Die Gilera Fuoco 500ie kann mit einigen überzeugenden Argumenten punkten. Foto: Piaggio

Mein Dreirad aus Pressblech von einst war rot und wog vielleicht fünf Kilo. Ein paar Jahrzehnte später ist mein Roller immer noch rot, aber er wiegt rund 250 Kilo, hat 40 PS – und zwei Räder vorne statt hinten. Der Fuoco („Feuer“) 500ie des italienischen Herstellers Gilera, seit Anfang August bei den Händlern, stammt von seinen hubraumschwächeren Vespa-Brüdern namens MP3 ab. Die Dreiräder sind seit Langem wieder etwas wirklich Neues im Segment der Motorräder.

Der Fuoco ist ein richtiger Hingucker. Neben der etwas martialischen Geländewagenoptik der Front fallen sofort die ungewöhnlichen Doppelräder an der Vordergabel auf. Sie sollen mehr Sicherheit, Stabilität und Fahrspaß bringen. Die auf dem Markt einzigartige Parallelogramm-Aufhängung erlaubt Fahrmanöver, die für Roller bisher unmöglich waren: Schräglagen von bis zu 40 Prozent und beinahe gefahrlose Vollbremsungen bei Nässe. Piaggio sagt, der Bremsweg habe sich dank der Zwillingsräder um 20 Prozent verringert.

Ich war nie ein großer Freund von Rollern. Mit den kleinen Räder war jede Straßenbahnschiene, jedes Kopfsteinpflaster mein natürlicher Feind.

Doch mit dem dreirädrigen Fuoco verlieren selbst Schlaglöcher ihren Schrecken. Das Gefährt vermittelt auf praktisch allen Untergründen ein hohes Gefühl der Sicherheit, das vor allem den beiden Vorderreifen mit 420 Millimetern Abstand zu verdanken ist.

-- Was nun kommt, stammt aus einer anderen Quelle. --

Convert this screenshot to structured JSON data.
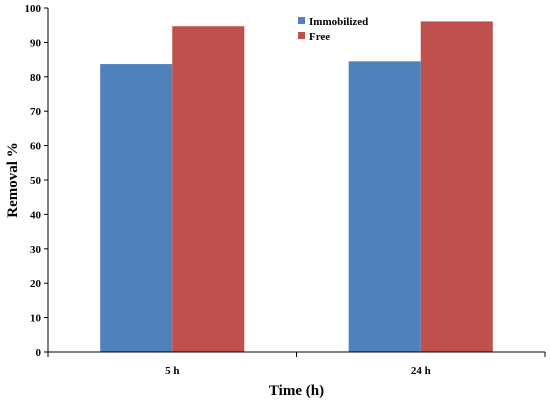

Für gewaltigen Fahrspaß sorgt – trotz des hohen Rollergewichts – ein Hochleistungsmotor mit Doppelzündung, der auch im unteren Drehzahlbereich viel Dampf hat. Jeder Ampelstart wird so zum Vergnügen. Auch eine Reisegeschwindigkeit von 130 Kilometern pro Stunde ist kein Problem – der kleine, aber effektive Windschutz sorgt dafür, dass man sich nicht am Lenkrad festklammern muss. Die Lambdasonde und ein geregelter Katalysator, mit dem der Fuoco die Euro-3-Abgasnorm meistert, beruhigen das Öko-Gewissen. Der Fuoco genehmigt sich bei flotter Fahrt allerdings knapp fünf Liter Superbenzin.